Spencer bu noktada Tylor’dan ayrılmış, hayvanların bile ayırdedebildikleri canlıyla cansızı insanların, ne kadar ilkel de olsalar kolaylıkla ayırdedebileceklerini ileri sürmüştür. Spencer’e göre Politeizm’in oluşumu, ilkellerin bütün cansızları da canlı sanmalarından değil, mecazlarla gerçekleri birbirine karıştırmalarındandır. Örneğin bir yıldıza boğa adını veren ilkel, o yıldızı gerçekten boğa sanmaya başlar, ya da kendisine meşe ağacı adını takan ilkel, meşe ağacını da kendisi sanır. Atalar tapımından hayvan, bitki, nesne vb. tapımlarına bu karıştırma yüzünden geçilmiştir.
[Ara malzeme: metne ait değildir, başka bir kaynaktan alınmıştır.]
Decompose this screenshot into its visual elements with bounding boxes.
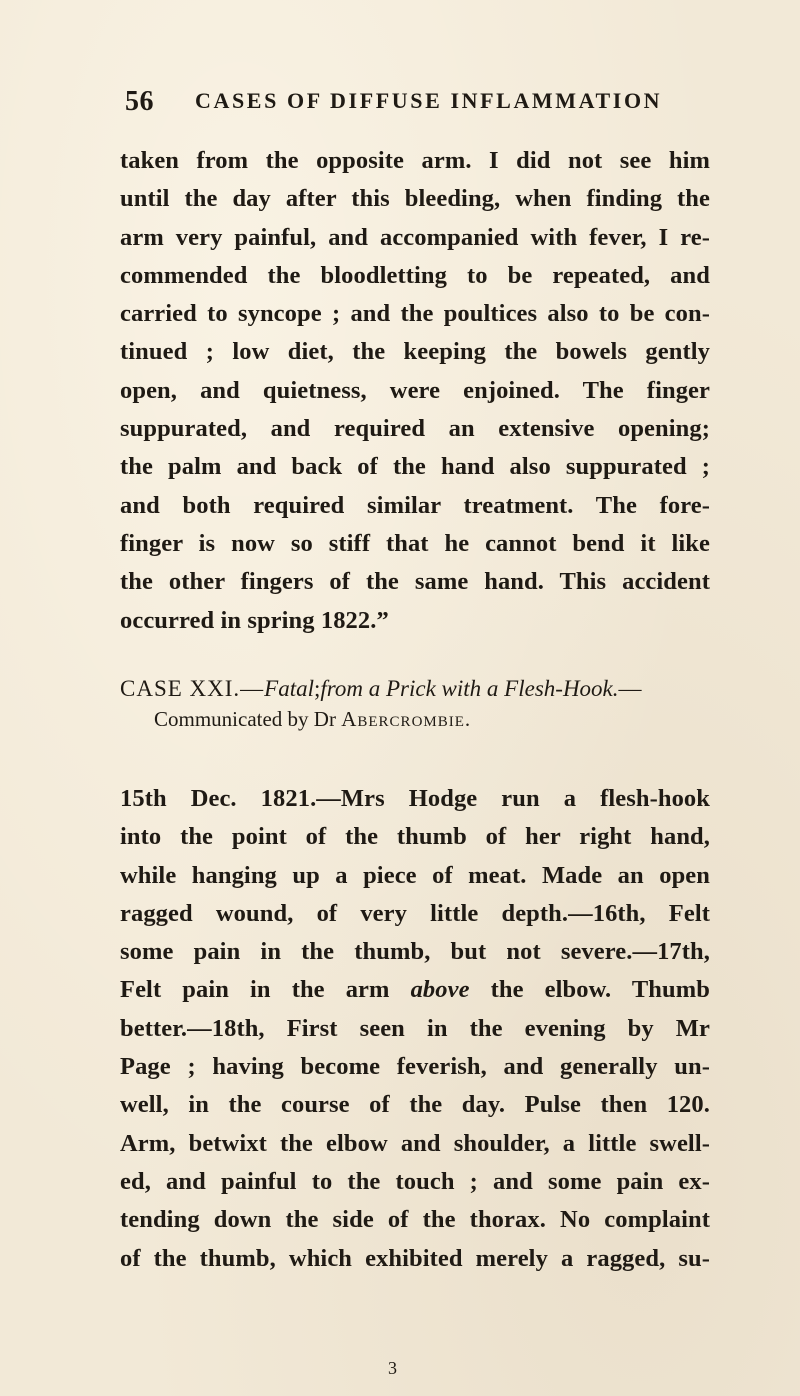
text-line: while hanging up a piece of meat. Made an open [120, 861, 710, 889]
text-line: carried to syncope ; and the poultices also to be con- [120, 300, 710, 328]
text-line: and both required similar treatment. The fore- [120, 491, 710, 519]
case-narrative [120, 780, 710, 1278]
text-line: until the day after this bleeding, when finding the [120, 185, 710, 213]
text-segment: the elbow. Thumb [469, 976, 710, 1004]
case-title-fatal: Fatal [264, 676, 315, 701]
case-attribution [120, 704, 720, 734]
case-title-separator: ; [314, 676, 321, 701]
signature-mark: 3 [388, 1358, 397, 1378]
case-title-cause: from a Prick with a Flesh-Hook. [320, 676, 619, 701]
text-line: ragged wound, of very little depth.—16th, Felt [120, 899, 710, 927]
text-line: of the thumb, which exhibited merely a ragged, su- [120, 1244, 710, 1272]
text-line: 15th Dec. 1821.—Mrs Hodge run a flesh-hook [120, 785, 710, 812]
text-line: ed, and painful to the touch ; and some pain ex- [120, 1167, 710, 1195]
text-line: finger is now so stiff that he cannot bend it like [120, 529, 710, 557]
text-segment: Felt pain in the arm [120, 976, 411, 1004]
paragraph-continuation [120, 142, 710, 640]
author-name: Abercrombie [341, 707, 465, 731]
text-line: commended the bloodletting to be repeated, and [120, 261, 710, 289]
text-line: suppurated, and required an extensive opening; [120, 415, 710, 443]
text-line: the other fingers of the same hand. This accident [120, 568, 710, 596]
running-title: CASES OF DIFFUSE INFLAMMATION [195, 88, 663, 113]
text-line: well, in the course of the day. Pulse then 120. [120, 1091, 710, 1119]
text-line: open, and quietness, were enjoined. The finger [120, 376, 710, 404]
attribution-end: . [464, 707, 471, 731]
text-line: Arm, betwixt the elbow and shoulder, a little swell- [120, 1129, 710, 1157]
case-heading [120, 674, 720, 734]
text-line: into the point of the thumb of her right hand, [120, 823, 710, 851]
case-label: CASE XXI.— [120, 676, 265, 701]
case-heading-line [120, 674, 720, 704]
communicated-by: Communicated by Dr [154, 707, 342, 731]
text-line: some pain in the thumb, but not severe.—17th, [120, 938, 710, 966]
text-line: better.—18th, First seen in the evening by Mr [120, 1014, 710, 1042]
text-line: the palm and back of the hand also suppurated ; [120, 453, 710, 481]
running-head [125, 86, 725, 118]
text-line [120, 971, 710, 1009]
text-line: tinued ; low diet, the keeping the bowels gently [120, 338, 710, 366]
italic-word: above [410, 976, 470, 1004]
text-line: occurred in spring 1822.” [120, 606, 389, 634]
text-line: taken from the opposite arm. I did not see him [120, 147, 710, 174]
text-line: arm very painful, and accompanied with fever, I re- [120, 223, 710, 251]
text-line: tending down the side of the thorax. No complaint [120, 1206, 710, 1234]
text-line: Page ; having become feverish, and generally un- [120, 1053, 710, 1081]
page-number: 56 [125, 86, 154, 117]
case-title-dash: — [618, 676, 642, 701]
Anim ve anime kelimesi, tahrik etmek, heyecana getirmek anlamınadır ve ruh kelimesindendir. Ruh veya Ruhperestlik bir çeşit ilkel dindir.... Ruhperestlik şu anlamdadır: İlkel kabileler görünmeyen özel ruhlar’ın varlığına inanıyorlardı. Bu ruhlar hangi özelliklere sahiptirler?
1. Özellik
İnsani bir şahsiyet sahibidirler, bilinç sahibidirler. Kinleri vardır, nefret, aşk ve sevgileri vardır. Hizmet ediyorlar veya ihanet ediyorlar. Uğursuzdurlar veya kutsaldırlar. Bu ruhlar hayırdır veya şerdir.. Bu özelliklerin hepsi, ruhlara verilmiş insan sıfatlarıdır. Bu ruhlar insani ruhlardır; insana hayat, yaşayış ve hareket bağışlıyorlar.
2. Özellik
Kalıcı oluşudur. Bedevi diyor ki, insan öldüğü zaman ruhu baki kalıyor. (Şeriati bunun altını çizer: Ruh’un baki oluşu beşeri felsefe’de var olan ilk kelimedir.) Ruh ölmez, kalır, gökyüzüne geri döner, karanlık yerlerde hayatını devam ettirir; ormanların derinliklerinde veya şehirlerin tekkelerinde. Veya o bedevi kabilelerin çoğunun tabiriyle, kendi cenazesinin yanında kalır, sürekli kendi cenazesini korur.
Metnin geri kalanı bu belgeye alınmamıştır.